Matt Latimer, writing for GQ magazine, mentions the halfhearted attempt to convince mortgage lenders and servicers to modify struggling borrowers’ loans in his account of a job as a speechwriter in the final year of Bush’s presidency. After describing then-Treasury Secretary Henry Paulson as “bald with glasses and…a scratchy voice that sounded like he had a thousand-dollar bill caught in his throat,” Latimer carries his blasé tone to a review of the administration’s response to the deepening financial crisis.

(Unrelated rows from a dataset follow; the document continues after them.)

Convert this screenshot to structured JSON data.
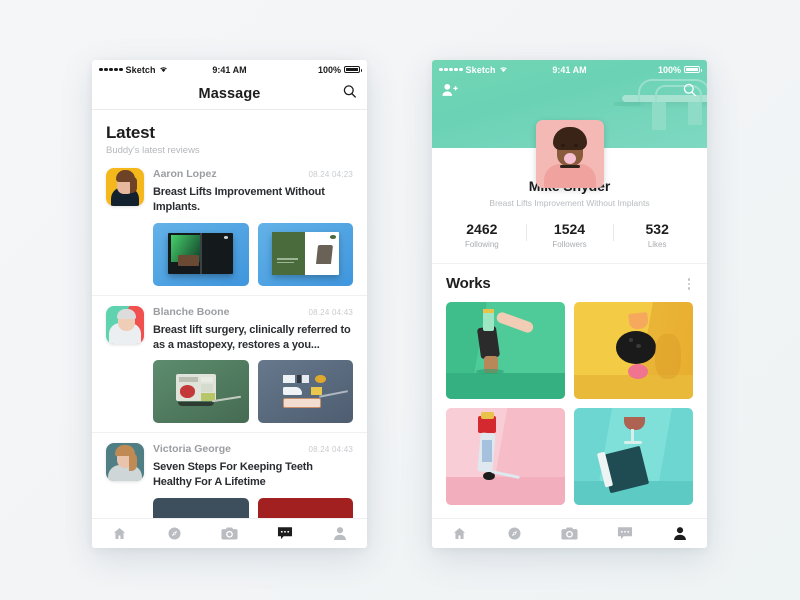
{
  "theme": {
    "page_bg": "#f4f5f7",
    "accent_mint": "#71d6b4",
    "text_dark": "#1d1d1d",
    "text_muted": "#b4b7bb",
    "photo_blue": "#4ba3e3"
  },
  "status_bar": {
    "carrier": "Sketch",
    "wifi_icon": "wifi-icon",
    "time": "9:41 AM",
    "battery_percent": "100%",
    "battery_icon": "battery-full-icon"
  },
  "screen_feed": {
    "nav": {
      "title": "Massage",
      "search_icon": "search-icon"
    },
    "section": {
      "title": "Latest",
      "subtitle": "Buddy's latest reviews"
    },
    "posts": [
      {
        "author": "Aaron Lopez",
        "time": "08.24  04:23",
        "text": "Breast Lifts Improvement Without Implants.",
        "avatar_name": "avatar-aaron-lopez",
        "images": [
          {
            "name": "post-image-open-book-dark",
            "bg": "#4ba3e3"
          },
          {
            "name": "post-image-green-book-chair",
            "bg": "#4ba3e3"
          }
        ]
      },
      {
        "author": "Blanche Boone",
        "time": "08.24  04:43",
        "text": "Breast lift surgery, clinically referred to as a mastopexy, restores a you...",
        "avatar_name": "avatar-blanche-boone",
        "images": [
          {
            "name": "post-image-green-pan",
            "bg": "#4f7e63"
          },
          {
            "name": "post-image-slate-tray",
            "bg": "#5a6b7f"
          }
        ]
      },
      {
        "author": "Victoria George",
        "time": "08.24  04:43",
        "text": "Seven Steps For Keeping Teeth Healthy For A Lifetime",
        "avatar_name": "avatar-victoria-george",
        "images": [
          {
            "name": "post-image-dark-slate",
            "bg": "#3d4f5c"
          },
          {
            "name": "post-image-dark-red",
            "bg": "#a32020"
          }
        ]
      }
    ],
    "tabbar": {
      "active": "messages",
      "items": [
        {
          "id": "home",
          "icon": "home-icon"
        },
        {
          "id": "discover",
          "icon": "compass-icon"
        },
        {
          "id": "camera",
          "icon": "camera-icon"
        },
        {
          "id": "messages",
          "icon": "chat-bubble-icon"
        },
        {
          "id": "profile",
          "icon": "person-icon"
        }
      ]
    }
  },
  "screen_profile": {
    "nav": {
      "add_friend_icon": "add-person-icon",
      "search_icon": "search-icon"
    },
    "cover": {
      "name": "cover-photo-mint-chair",
      "bg": "#71d6b4"
    },
    "avatar_name": "profile-avatar-bubblegum",
    "name": "Mike Snyder",
    "tagline": "Breast Lifts Improvement Without Implants",
    "stats": [
      {
        "value": "2462",
        "label": "Following"
      },
      {
        "value": "1524",
        "label": "Followers"
      },
      {
        "value": "532",
        "label": "Likes"
      }
    ],
    "works": {
      "title": "Works",
      "menu_icon": "kebab-menu-icon",
      "items": [
        {
          "name": "work-green-handstand",
          "bg": "#3fbd8b"
        },
        {
          "name": "work-yellow-bowling",
          "bg": "#f5cf4a"
        },
        {
          "name": "work-pink-legshoe",
          "bg": "#f7c6cf"
        },
        {
          "name": "work-teal-wine-book",
          "bg": "#66d3cf"
        }
      ]
    },
    "tabbar": {
      "active": "profile",
      "items": [
        {
          "id": "home",
          "icon": "home-icon"
        },
        {
          "id": "discover",
          "icon": "compass-icon"
        },
        {
          "id": "camera",
          "icon": "camera-icon"
        },
        {
          "id": "messages",
          "icon": "chat-bubble-icon"
        },
        {
          "id": "profile",
          "icon": "person-icon"
        }
      ]
    }
  }
}
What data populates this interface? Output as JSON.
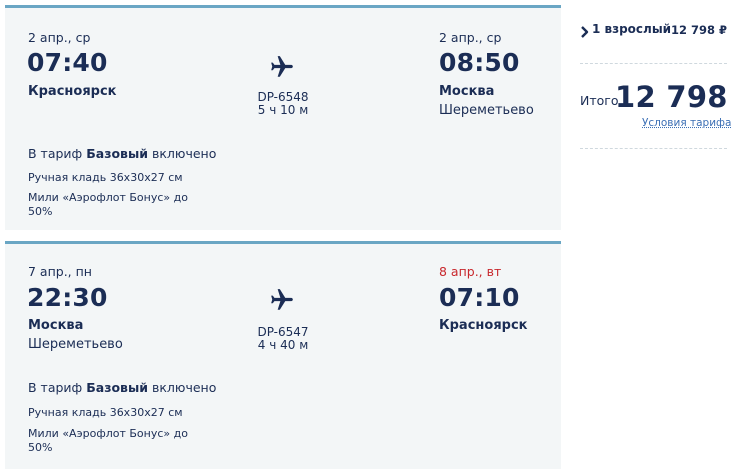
{
  "outbound": {
    "dep_date": "2 апр., ср",
    "dep_time": "07:40",
    "dep_city": "Красноярск",
    "dep_airport": "",
    "flight_no": "DP-6548",
    "duration": "5 ч 10 м",
    "arr_date": "2 апр., ср",
    "arr_time": "08:50",
    "arr_city": "Москва",
    "arr_airport": "Шереметьево",
    "tariff_prefix": "В тариф",
    "tariff_name": "Базовый",
    "tariff_suffix": "включено",
    "baggage": "Ручная кладь 36х30х27 см",
    "miles_line1": "Мили «Аэрофлот Бонус» до",
    "miles_line2": "50%"
  },
  "return": {
    "dep_date": "7 апр., пн",
    "dep_time": "22:30",
    "dep_city": "Москва",
    "dep_airport": "Шереметьево",
    "flight_no": "DP-6547",
    "duration": "4 ч 40 м",
    "arr_date": "8 апр., вт",
    "arr_time": "07:10",
    "arr_city": "Красноярск",
    "arr_airport": "",
    "tariff_prefix": "В тариф",
    "tariff_name": "Базовый",
    "tariff_suffix": "включено",
    "baggage": "Ручная кладь 36х30х27 см",
    "miles_line1": "Мили «Аэрофлот Бонус» до",
    "miles_line2": "50%"
  },
  "summary": {
    "chevron_icon": "chevron-right-icon",
    "passengers": "1 взрослый",
    "passengers_price": "12 798 ₽",
    "total_label": "Итого",
    "total_price": "12 798 ₽",
    "terms_link": "Условия тарифа"
  },
  "colors": {
    "text": "#1b2d55",
    "card_bg": "#f3f6f7",
    "card_border": "#6aa6c4",
    "next_day_date": "#c8282d",
    "link": "#3b6fb5"
  }
}
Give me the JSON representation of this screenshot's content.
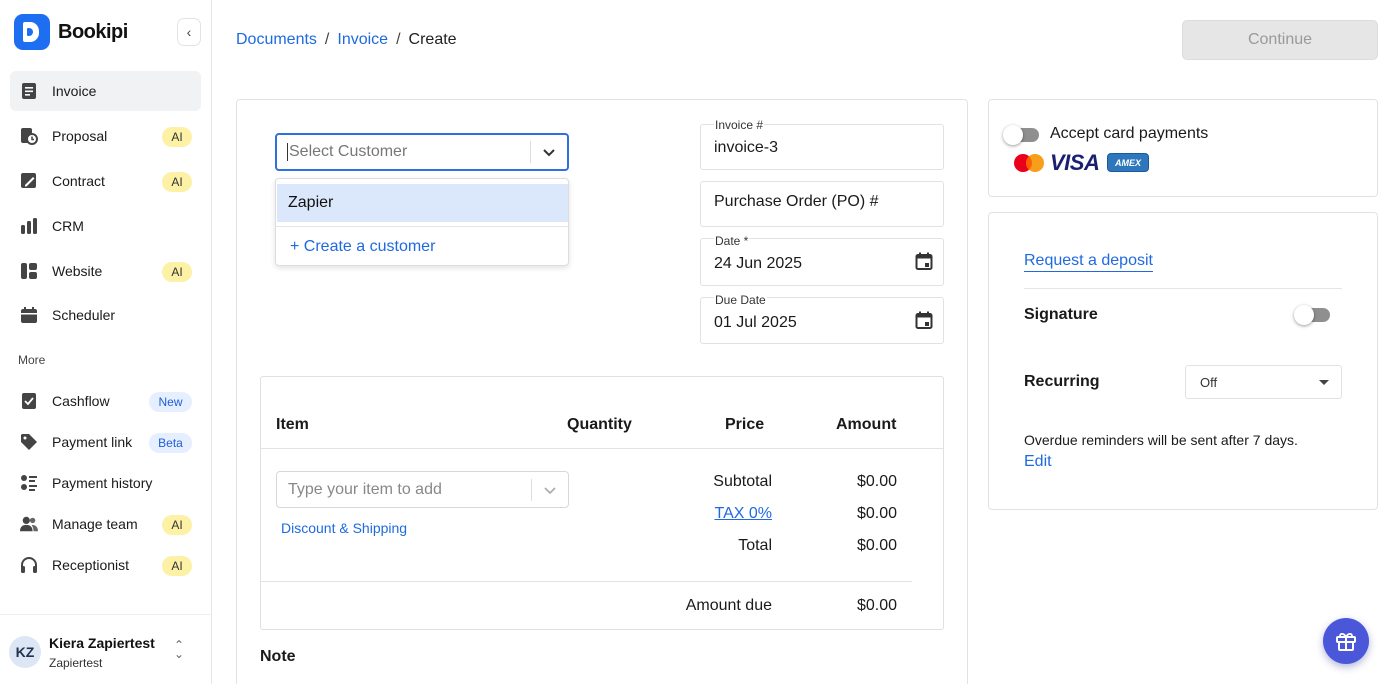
{
  "brand": {
    "name": "Bookipi"
  },
  "sidebar": {
    "items": [
      {
        "label": "Invoice",
        "badge": ""
      },
      {
        "label": "Proposal",
        "badge": "AI"
      },
      {
        "label": "Contract",
        "badge": "AI"
      },
      {
        "label": "CRM",
        "badge": ""
      },
      {
        "label": "Website",
        "badge": "AI"
      },
      {
        "label": "Scheduler",
        "badge": ""
      }
    ],
    "more_label": "More",
    "more_items": [
      {
        "label": "Cashflow",
        "badge": "New"
      },
      {
        "label": "Payment link",
        "badge": "Beta"
      },
      {
        "label": "Payment history",
        "badge": ""
      },
      {
        "label": "Manage team",
        "badge": "AI"
      },
      {
        "label": "Receptionist",
        "badge": "AI"
      }
    ],
    "user": {
      "initials": "KZ",
      "name": "Kiera Zapiertest",
      "org": "Zapiertest"
    }
  },
  "header": {
    "breadcrumb": [
      "Documents",
      "Invoice",
      "Create"
    ],
    "continue_label": "Continue"
  },
  "customer": {
    "placeholder": "Select Customer",
    "options": [
      "Zapier"
    ],
    "create_label": "+ Create a customer"
  },
  "fields": {
    "invoice_label": "Invoice #",
    "invoice_value": "invoice-3",
    "po_placeholder": "Purchase Order (PO) #",
    "date_label": "Date *",
    "date_value": "24 Jun 2025",
    "due_label": "Due Date",
    "due_value": "01 Jul 2025"
  },
  "items": {
    "headers": {
      "item": "Item",
      "quantity": "Quantity",
      "price": "Price",
      "amount": "Amount"
    },
    "input_placeholder": "Type your item to add",
    "discount_label": "Discount & Shipping",
    "subtotal_label": "Subtotal",
    "subtotal_value": "$0.00",
    "tax_label": "TAX 0%",
    "tax_value": "$0.00",
    "total_label": "Total",
    "total_value": "$0.00",
    "amount_due_label": "Amount due",
    "amount_due_value": "$0.00",
    "note_title": "Note"
  },
  "payments": {
    "accept_label": "Accept card payments",
    "accept_enabled": false,
    "card_brands": [
      "mastercard",
      "VISA",
      "AMEX"
    ]
  },
  "options": {
    "deposit_label": "Request a deposit",
    "signature_label": "Signature",
    "signature_enabled": false,
    "recurring_label": "Recurring",
    "recurring_value": "Off",
    "overdue_text": "Overdue reminders will be sent after 7 days.",
    "edit_label": "Edit"
  },
  "colors": {
    "accent": "#1f6ae0",
    "brand": "#1e6ef2",
    "gift": "#4b57d9",
    "ai_badge": "#fdf1a6"
  }
}
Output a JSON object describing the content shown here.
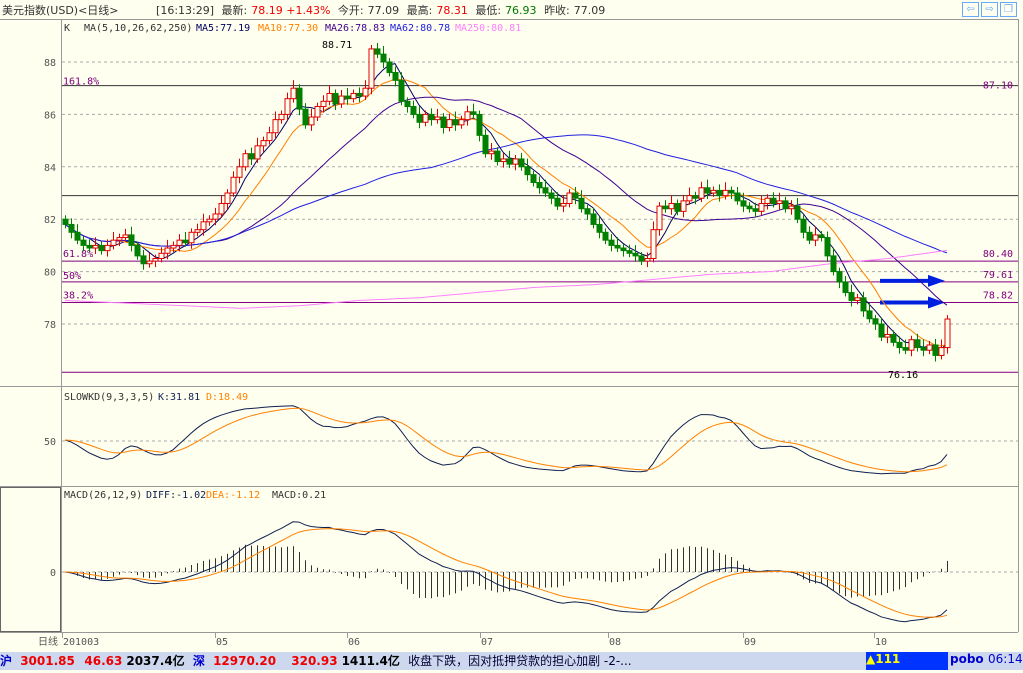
{
  "header": {
    "title": "美元指数(USD)<日线>",
    "time": "[16:13:29]",
    "latest_label": "最新:",
    "latest": "78.19 +1.43%",
    "open_label": "今开:",
    "open": "77.09",
    "high_label": "最高:",
    "high": "78.31",
    "low_label": "最低:",
    "low": "76.93",
    "prev_label": "昨收:",
    "prev": "77.09"
  },
  "nav": {
    "back": "⇦",
    "forward": "⇨",
    "restore": "❐"
  },
  "ma_legend": {
    "k": "K",
    "ma": "MA(5,10,26,62,250)",
    "ma5": "MA5:77.19",
    "ma10": "MA10:77.30",
    "ma26": "MA26:78.83",
    "ma62": "MA62:80.78",
    "ma250": "MA250:80.81"
  },
  "kd_legend": {
    "name": "SLOWKD(9,3,3,5)",
    "k": "K:31.81",
    "d": "D:18.49"
  },
  "macd_legend": {
    "name": "MACD(26,12,9)",
    "diff": "DIFF:-1.02",
    "dea": "DEA:-1.12",
    "macd": "MACD:0.21"
  },
  "axis": {
    "period": "日线",
    "y_ticks": [
      "88",
      "86",
      "84",
      "82",
      "80",
      "78"
    ],
    "kd_tick": "50",
    "macd_tick": "0",
    "months": [
      "201003",
      "05",
      "06",
      "07",
      "08",
      "09",
      "10"
    ]
  },
  "fib": [
    {
      "pct": "161.8%",
      "value": "87.10"
    },
    {
      "pct": "61.8%",
      "value": "80.40"
    },
    {
      "pct": "50%",
      "value": "79.61"
    },
    {
      "pct": "38.2%",
      "value": "78.82"
    }
  ],
  "annotations": {
    "high": "88.71",
    "low": "76.16"
  },
  "colors": {
    "up": "#e00000",
    "down": "#008000",
    "ma5": "#000060",
    "ma10": "#ff8000",
    "ma26": "#400090",
    "ma62": "#2020e0",
    "ma250": "#ff80ff",
    "k": "#102050",
    "d": "#ff8000"
  },
  "chart_data": {
    "type": "candlestick",
    "ylim": [
      75.5,
      89.5
    ],
    "support_level": 82.9,
    "low_level": 76.16,
    "close": [
      81.8,
      81.5,
      81.2,
      81.0,
      80.9,
      81.0,
      80.8,
      81.0,
      81.2,
      81.3,
      81.4,
      81.0,
      80.6,
      80.3,
      80.4,
      80.5,
      80.7,
      80.9,
      81.0,
      81.2,
      81.1,
      81.5,
      81.6,
      81.9,
      82.0,
      82.2,
      82.6,
      83.0,
      83.6,
      84.0,
      84.5,
      84.3,
      84.8,
      85.0,
      85.3,
      85.8,
      86.0,
      86.6,
      87.0,
      86.2,
      85.6,
      85.9,
      86.3,
      86.5,
      86.8,
      86.4,
      86.7,
      86.6,
      86.8,
      86.7,
      87.0,
      88.5,
      88.3,
      88.0,
      87.6,
      87.3,
      86.5,
      86.3,
      86.0,
      85.7,
      86.0,
      85.8,
      85.9,
      85.5,
      85.8,
      85.6,
      85.8,
      86.1,
      86.0,
      85.2,
      84.5,
      84.6,
      84.2,
      84.3,
      84.1,
      84.3,
      84.0,
      83.7,
      83.4,
      83.2,
      83.0,
      82.8,
      82.5,
      82.6,
      83.0,
      82.8,
      82.4,
      82.2,
      81.8,
      81.5,
      81.2,
      81.0,
      80.9,
      80.8,
      80.7,
      80.6,
      80.4,
      80.5,
      81.6,
      82.5,
      82.4,
      82.6,
      82.3,
      82.7,
      82.9,
      82.8,
      83.2,
      83.0,
      83.1,
      82.9,
      83.1,
      83.0,
      82.7,
      82.5,
      82.4,
      82.3,
      82.6,
      82.8,
      82.6,
      82.7,
      82.4,
      82.5,
      82.0,
      81.5,
      81.2,
      81.4,
      81.3,
      80.6,
      80.0,
      79.6,
      79.2,
      78.9,
      79.0,
      78.5,
      78.2,
      78.0,
      77.5,
      77.6,
      77.3,
      77.1,
      77.0,
      77.4,
      77.1,
      77.0,
      77.2,
      76.8,
      77.1,
      78.19
    ],
    "ma250": [
      78.9,
      78.8,
      78.7,
      78.6,
      78.7,
      78.9,
      79.0,
      79.2,
      79.4,
      79.5,
      79.7,
      79.9,
      80.0,
      80.3,
      80.5,
      80.81
    ]
  },
  "status": {
    "sh_label": "沪",
    "sh_index": "3001.85",
    "sh_change": "46.63",
    "sh_amount": "2037.4亿",
    "sz_label": "深",
    "sz_index": "12970.20",
    "sz_change": "320.93",
    "sz_amount": "1411.4亿",
    "news": "收盘下跌，因对抵押贷款的担心加剧 -2-...",
    "alert": "▲111",
    "brand": "pobo",
    "clock": "06:14"
  }
}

Here’s where he mentions Hope Now:

“To look like we were doing more, we announced various initiatives, such as assembling an alliance to encourage lenders to renegotiate loans. For a while, the communications guys—Ed Gillespie and Kevin Sullivan—wanted the president to give a toll-free number for Americans to call for assistance with their mortgages. I thought that was embarrassing, as if George W. Bush were Jerry Lewis. An additional problem was that the president kept botching the phone number. He thought it was an 800 number, but the number actually had an 888 prefix. So the president ended up telling Americans to call the wrong number.”

Even from the inside, the effort looked like busywork, it seems. One can’t help wondering what could have happened had the commitment to a forceful attempt to stem the foreclosure crisis been put into action earlier.